Let’s go into the untrimmed_fastq directory and see what is in there.

$ cd untrimmed_fastq
$ ls -F
SRR097977.fastq  SRR098026.fastq

This directory contains two files with .fastq extensions. FASTQ is a format for storing information about sequencing reads and their quality. We will be learning more about FASTQ files in a later lesson.

Shortcut: Tab Completion

Typing out file or directory names can waste a lot of time and it’s easy to make typing mistakes. Instead we can use tab complete as a shortcut. When you start typing out the name of a directory or file, then hit the Tab key, the shell will try to fill in the rest of the directory or file name.

Return to your home directory:

cd /pool/genomics/username

then enter:

$ cd dc_sam<tab>

The shell will fill in the rest of the directory name for dc_sample_data.

Now change directories to untrimmed_fastq in dc_sample_data

$ cd dc_sample_data
$ cd untrimmed_fastq

Using tab complete can be very helpful. However, it will only autocomplete a file or directory name if you’ve typed enough characters to provide a unique identifier for the file or directory you are trying to access.
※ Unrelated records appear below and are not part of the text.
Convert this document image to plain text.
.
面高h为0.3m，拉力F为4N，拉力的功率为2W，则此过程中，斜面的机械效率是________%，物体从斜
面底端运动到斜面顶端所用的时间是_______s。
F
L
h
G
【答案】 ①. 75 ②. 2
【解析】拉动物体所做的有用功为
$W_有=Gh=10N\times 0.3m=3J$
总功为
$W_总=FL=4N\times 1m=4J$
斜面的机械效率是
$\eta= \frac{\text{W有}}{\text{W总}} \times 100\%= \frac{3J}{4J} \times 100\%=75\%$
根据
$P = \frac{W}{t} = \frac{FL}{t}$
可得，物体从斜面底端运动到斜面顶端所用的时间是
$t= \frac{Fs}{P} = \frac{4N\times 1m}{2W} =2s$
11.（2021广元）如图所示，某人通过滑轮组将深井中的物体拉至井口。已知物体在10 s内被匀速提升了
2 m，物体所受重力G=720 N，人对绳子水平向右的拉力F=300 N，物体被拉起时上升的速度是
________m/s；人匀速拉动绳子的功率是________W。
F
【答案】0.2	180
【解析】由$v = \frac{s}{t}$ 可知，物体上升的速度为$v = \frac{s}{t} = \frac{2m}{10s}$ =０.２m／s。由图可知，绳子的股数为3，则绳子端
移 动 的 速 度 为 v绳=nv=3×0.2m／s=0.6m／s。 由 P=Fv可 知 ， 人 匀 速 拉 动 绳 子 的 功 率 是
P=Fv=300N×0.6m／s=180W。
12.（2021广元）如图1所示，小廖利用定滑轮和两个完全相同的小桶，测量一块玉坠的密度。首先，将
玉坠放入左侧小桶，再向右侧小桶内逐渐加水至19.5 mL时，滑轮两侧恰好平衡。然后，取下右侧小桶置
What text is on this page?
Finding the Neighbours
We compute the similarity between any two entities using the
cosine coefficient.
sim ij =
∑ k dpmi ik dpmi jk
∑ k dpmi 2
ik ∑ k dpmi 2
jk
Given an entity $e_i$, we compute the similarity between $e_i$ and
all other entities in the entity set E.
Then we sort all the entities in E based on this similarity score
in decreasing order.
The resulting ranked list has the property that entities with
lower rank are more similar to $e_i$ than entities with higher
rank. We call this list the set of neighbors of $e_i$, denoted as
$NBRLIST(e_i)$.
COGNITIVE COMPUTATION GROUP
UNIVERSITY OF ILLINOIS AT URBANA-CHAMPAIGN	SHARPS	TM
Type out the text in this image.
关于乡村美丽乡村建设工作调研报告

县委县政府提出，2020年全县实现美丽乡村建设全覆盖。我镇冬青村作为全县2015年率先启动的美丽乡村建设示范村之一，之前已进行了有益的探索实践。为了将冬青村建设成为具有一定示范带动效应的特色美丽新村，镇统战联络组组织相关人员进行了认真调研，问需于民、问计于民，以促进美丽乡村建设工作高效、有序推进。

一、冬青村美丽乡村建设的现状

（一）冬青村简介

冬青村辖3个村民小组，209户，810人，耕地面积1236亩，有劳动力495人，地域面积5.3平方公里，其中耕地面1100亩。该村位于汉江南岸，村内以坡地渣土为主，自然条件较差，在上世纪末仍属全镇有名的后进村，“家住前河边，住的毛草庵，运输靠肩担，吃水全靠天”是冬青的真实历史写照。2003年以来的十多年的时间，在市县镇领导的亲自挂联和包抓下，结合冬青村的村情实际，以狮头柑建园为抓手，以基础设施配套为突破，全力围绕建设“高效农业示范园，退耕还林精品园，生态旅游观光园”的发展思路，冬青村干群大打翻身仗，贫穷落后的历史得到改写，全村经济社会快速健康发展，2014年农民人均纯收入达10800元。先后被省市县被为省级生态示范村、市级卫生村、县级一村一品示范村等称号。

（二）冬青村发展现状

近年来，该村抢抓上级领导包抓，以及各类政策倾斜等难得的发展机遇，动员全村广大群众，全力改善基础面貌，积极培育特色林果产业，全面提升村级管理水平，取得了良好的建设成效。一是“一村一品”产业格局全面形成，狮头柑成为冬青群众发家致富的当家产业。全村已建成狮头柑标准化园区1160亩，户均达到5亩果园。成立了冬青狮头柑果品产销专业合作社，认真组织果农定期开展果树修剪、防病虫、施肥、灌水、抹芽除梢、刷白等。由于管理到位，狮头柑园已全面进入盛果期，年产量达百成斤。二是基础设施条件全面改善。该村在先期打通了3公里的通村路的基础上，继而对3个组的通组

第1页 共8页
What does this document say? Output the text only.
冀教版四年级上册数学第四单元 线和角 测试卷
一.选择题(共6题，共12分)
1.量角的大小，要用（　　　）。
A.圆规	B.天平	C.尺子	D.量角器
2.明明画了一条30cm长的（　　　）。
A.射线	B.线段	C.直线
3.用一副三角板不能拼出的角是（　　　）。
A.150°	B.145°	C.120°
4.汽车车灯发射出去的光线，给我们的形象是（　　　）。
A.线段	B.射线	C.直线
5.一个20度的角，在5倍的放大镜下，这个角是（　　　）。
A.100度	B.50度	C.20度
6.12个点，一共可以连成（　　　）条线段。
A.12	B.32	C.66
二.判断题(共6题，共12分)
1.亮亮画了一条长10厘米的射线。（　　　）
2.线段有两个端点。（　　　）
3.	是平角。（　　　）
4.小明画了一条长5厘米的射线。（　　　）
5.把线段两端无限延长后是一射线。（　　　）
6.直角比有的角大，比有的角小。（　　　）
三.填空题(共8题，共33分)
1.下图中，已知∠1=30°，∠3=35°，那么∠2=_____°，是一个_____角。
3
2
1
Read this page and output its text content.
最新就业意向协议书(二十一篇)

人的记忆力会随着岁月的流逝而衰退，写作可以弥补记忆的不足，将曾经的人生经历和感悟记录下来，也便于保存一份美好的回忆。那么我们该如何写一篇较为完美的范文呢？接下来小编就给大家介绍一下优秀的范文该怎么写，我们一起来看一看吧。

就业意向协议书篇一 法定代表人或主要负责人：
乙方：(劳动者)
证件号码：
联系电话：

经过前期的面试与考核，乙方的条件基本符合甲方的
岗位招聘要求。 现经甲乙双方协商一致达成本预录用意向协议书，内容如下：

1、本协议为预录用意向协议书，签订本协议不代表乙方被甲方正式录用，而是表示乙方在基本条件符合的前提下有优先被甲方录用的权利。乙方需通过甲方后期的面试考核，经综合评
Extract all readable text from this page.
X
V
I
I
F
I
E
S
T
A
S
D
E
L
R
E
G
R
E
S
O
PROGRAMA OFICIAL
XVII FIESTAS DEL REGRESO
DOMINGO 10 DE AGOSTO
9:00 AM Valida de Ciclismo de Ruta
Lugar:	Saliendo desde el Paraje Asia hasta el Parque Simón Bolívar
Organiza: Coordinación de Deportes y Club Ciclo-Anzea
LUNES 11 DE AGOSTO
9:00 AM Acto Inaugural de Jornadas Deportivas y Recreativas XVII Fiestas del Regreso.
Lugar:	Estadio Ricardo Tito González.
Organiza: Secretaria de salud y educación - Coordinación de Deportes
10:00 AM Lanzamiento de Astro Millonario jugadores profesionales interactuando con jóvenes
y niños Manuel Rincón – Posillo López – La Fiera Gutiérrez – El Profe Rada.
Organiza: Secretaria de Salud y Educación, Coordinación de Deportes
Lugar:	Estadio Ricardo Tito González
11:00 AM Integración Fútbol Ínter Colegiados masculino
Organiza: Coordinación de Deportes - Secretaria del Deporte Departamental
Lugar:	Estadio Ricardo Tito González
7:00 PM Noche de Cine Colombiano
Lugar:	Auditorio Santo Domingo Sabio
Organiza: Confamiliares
If we navigate back to our untrimmed_fastq directory and try to access one of our sample files:

$ cd /pool/genomics/username
$ cd dc_sample_data
$ cd untrimmed_fastq
$ ls SR<tab>

The shell auto-completes your command to SRR09, because all file names in the directory begin with this prefix. When you hit Tab again, the shell will list the possible choices.

$ ls SRR09<tab><tab>
SRR097977.fastq  SRR098026.fastq

Tab completion can also fill in the names of programs, which can be useful if you remember the begining of a program name.

$ pw<tab><tab>
pwd         pwd_mkdb    pwhich      pwhich5.16  pwhich5.18  pwpolicy

Displays the name of every program that starts with pw.

Summary

We now know how to move around our file system using the command line. This gives us an advantage over interacting with the file system through a GUI as it allows us to work on a remote server, carry out the same set of operations on a large number of files quickly, and opens up many opportunities for using bioinformatics software that is only available in command line versions.

In the next few episodes, we’ll be expanding on these skills and seeing how using the command line shell enables us to make our workflow more efficient and reproducible.

Key Points

  • The shell gives you the ability to work more efficiently by using keyboard commands rather than a GUI.

  • Useful commands for navigating your file system include: ls, pwd, and cd.

  • Most commands take options (flags) which begin with a -.

  • Tab completion can reduce errors from mistyping and make work more efficient in the shell.